First, we need to find the gravitational force acting on a single water droplet. The gravitational force is given by the formula: \(F_g = m \times g\) where \(F_g\) is the gravitational force, \(m\) is the mass of the water droplet, and \(g\) is the acceleration due to gravity (approximately \(9.81 \frac{\text{m}}{\text{s}^2}\)). We must find the mass of a water droplet, which can be determined using the volume and density of water. The volume \(V\) of a sphere is given by: \(V = \frac{4}{3} \pi r^3\) where \(r\) is the radius of the droplet, and the density \(\rho\) of water is approximately \(1000 \frac{\text{kg}}{\text{m}^3}\).
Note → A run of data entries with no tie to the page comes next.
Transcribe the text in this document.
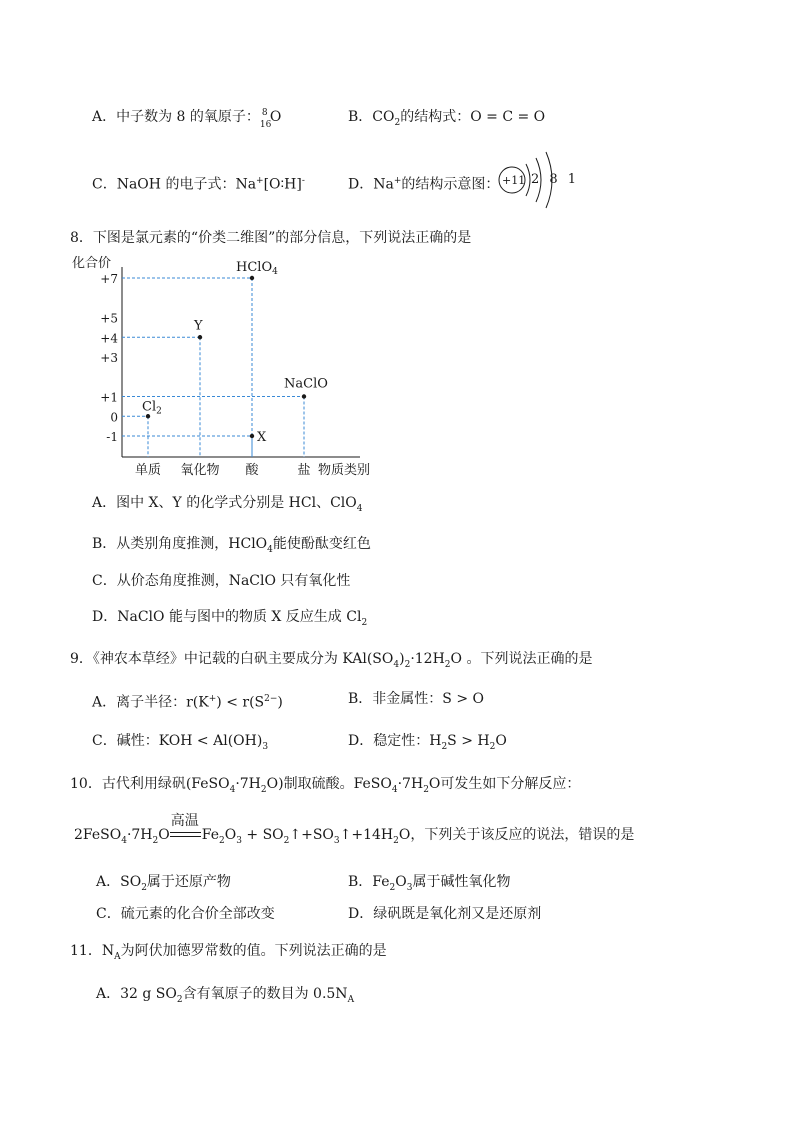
A．中子数为 8 的氧原子： 8
16
O	B．$CO_2$的结构式：O = C = O
C．NaOH 的电子式：Na+[O∶H]-	D．Na+的结构示意图： +11 2 8 1
8．下图是氯元素的“价类二维图”的部分信息，下列说法正确的是
化合价
+7
+5
+4
+3
+1
0
-1
HClO$_4$
Y
NaClO
$Cl_2$
X
单质 氧化物 酸	盐 物质类别
A．图中 X、Y 的化学式分别是 HCl、ClO$_4$
B．从类别角度推测，HClO$_4$能使酚酞变红色
C．从价态角度推测，NaClO 只有氧化性
D．NaClO 能与图中的物质 X 反应生成 $Cl_2$
9．《神农本草经》中记载的白矾主要成分为 $KAl(SO_4)_2\cdot 12H_2O$ 。下列说法正确的是
A．离子半径：$r(K^+) < r(S^{2-})$	B．非金属性：S > O
C．碱性：KOH < $Al(OH)_3$	D．稳定性：$H_2S > H_2O$
10．古代利用绿矾$(FeSO_4\cdot 7H_2O)$制取硫酸。$FeSO_4\cdot 7H_2O$可发生如下分解反应：
$2FeSO_4\cdot 7H_2O$
高温
$Fe_2O_3$ + $SO_2↑+SO_3↑+14H_2O$，下列关于该反应的说法，错误的是
A．$SO_2$属于还原产物	B．$Fe_2O_3$属于碱性氧化物
C．硫元素的化合价全部改变	D．绿矾既是氧化剂又是还原剂
11．$N_A$为阿伏加德罗常数的值。下列说法正确的是
A．32 g $SO_2$含有氧原子的数目为 $0.5N_A$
The mass of the droplet is then: \(m = \rho V = \rho \cdot \frac{4}{3} \pi r^3\)

The viscous drag force acting on the droplet can be estimated using Stokes' law, which states: \(F_d = 6 \pi \eta r v_t\) where \(F_d\) is the viscous drag force, \(\eta\) is the dynamic viscosity of air, \(r\) is the radius of the droplet, and \(v_t\) is the terminal velocity. The dynamic viscosity of air at \(20^{\circ} \mathrm{C}\) is approximately \(1.82 \times 10^{-5} \frac{\text{kg}}{\text{m s}}\).
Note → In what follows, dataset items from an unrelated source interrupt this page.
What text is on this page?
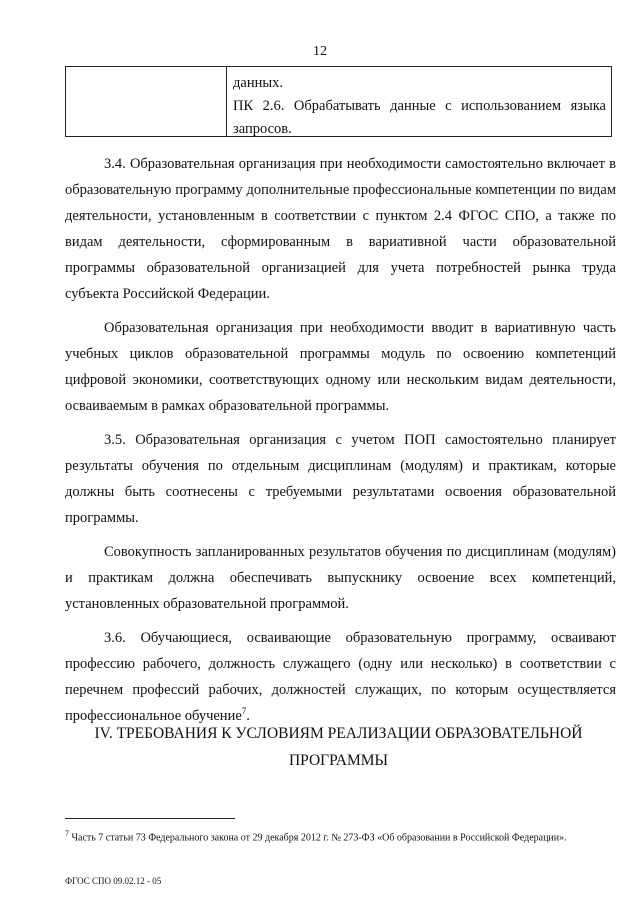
12
данных.
ПК 2.6. Обрабатывать данные с использованием языка
запросов.

3.4. Образовательная организация при необходимости самостоятельно включает в образовательную программу дополнительные профессиональные компетенции по видам деятельности, установленным в соответствии с пунктом 2.4 ФГОС СПО, а также по видам деятельности, сформированным в вариативной части образовательной программы образовательной организацией для учета потребностей рынка труда субъекта Российской Федерации.

Образовательная организация при необходимости вводит в вариативную часть учебных циклов образовательной программы модуль по освоению компетенций цифровой экономики, соответствующих одному или нескольким видам деятельности, осваиваемым в рамках образовательной программы.

3.5. Образовательная организация с учетом ПОП самостоятельно планирует результаты обучения по отдельным дисциплинам (модулям) и практикам, которые должны быть соотнесены с требуемыми результатами освоения образовательной программы.

Совокупность запланированных результатов обучения по дисциплинам (модулям) и практикам должна обеспечивать выпускнику освоение всех компетенций, установленных образовательной программой.

3.6. Обучающиеся, осваивающие образовательную программу, осваивают профессию рабочего, должность служащего (одну или несколько) в соответствии с перечнем профессий рабочих, должностей служащих, по которым осуществляется профессиональное обучение$^7$.

IV. ТРЕБОВАНИЯ К УСЛОВИЯМ РЕАЛИЗАЦИИ ОБРАЗОВАТЕЛЬНОЙ
ПРОГРАММЫ
$^7$ Часть 7 статьи 73 Федерального закона от 29 декабря 2012 г. № 273-ФЗ «Об образовании в Российской Федерации».
ФГОС СПО 09.02.12 - 05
At terminal velocity, the droplet is no longer accelerating, and the gravitational force acting on it is equal to the viscous drag force, so: \(F_g = F_d \Rightarrow m \cdot g = 6 \pi \eta r v_t\)
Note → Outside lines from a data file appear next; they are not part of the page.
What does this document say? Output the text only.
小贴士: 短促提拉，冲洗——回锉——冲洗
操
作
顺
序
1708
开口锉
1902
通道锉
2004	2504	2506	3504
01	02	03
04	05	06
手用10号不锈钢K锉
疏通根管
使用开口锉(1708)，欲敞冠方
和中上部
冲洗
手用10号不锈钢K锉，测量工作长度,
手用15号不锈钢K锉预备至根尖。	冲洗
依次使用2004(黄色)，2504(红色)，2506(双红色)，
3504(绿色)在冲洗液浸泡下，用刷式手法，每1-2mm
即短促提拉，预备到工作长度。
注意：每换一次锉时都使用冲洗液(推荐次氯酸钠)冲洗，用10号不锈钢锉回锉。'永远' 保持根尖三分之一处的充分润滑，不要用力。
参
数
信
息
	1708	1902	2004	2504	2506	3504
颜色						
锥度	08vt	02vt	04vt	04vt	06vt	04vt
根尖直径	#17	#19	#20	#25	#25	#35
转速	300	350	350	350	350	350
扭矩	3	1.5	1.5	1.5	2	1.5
Now, we need to solve the equation for terminal velocity. Substituting the mass from step 1, we get: \(\rho \cdot \frac{4}{3} \pi r^3 g = 6 \pi \eta r v_t\) Now, we can simplify the equation and solve for \(v_t\): \(v_t = \frac{\rho \cdot \frac{4}{3} \pi r^3 g}{6 \pi \eta r} = \frac{2}{9} \frac{\rho r^2 g}{\eta}\) Plug in the given values for the radius of water droplets, temperature-related dynamic viscosity, and water density: \(v_t = \frac{2}{9} \frac{(1000 \frac{\text{kg}}{\text{m}^3}) (5.0 \times 10^{-6} \text{m})^2 (9.81 \frac{\text{m}}{\text{s}^2})}{1.82 \times 10^{-5} \frac{\text{kg}}{\text{m s}}} \approx 2.69 \times 10^{-4} \frac{\text{m}}{\text{s}}\) So, the terminal velocity of water droplets in a cumulus cloud at \(20^{\circ} \mathrm{C}\) is approximately \(2.69 \times 10^{-4} \frac{\text{m}}{\text{s}}\).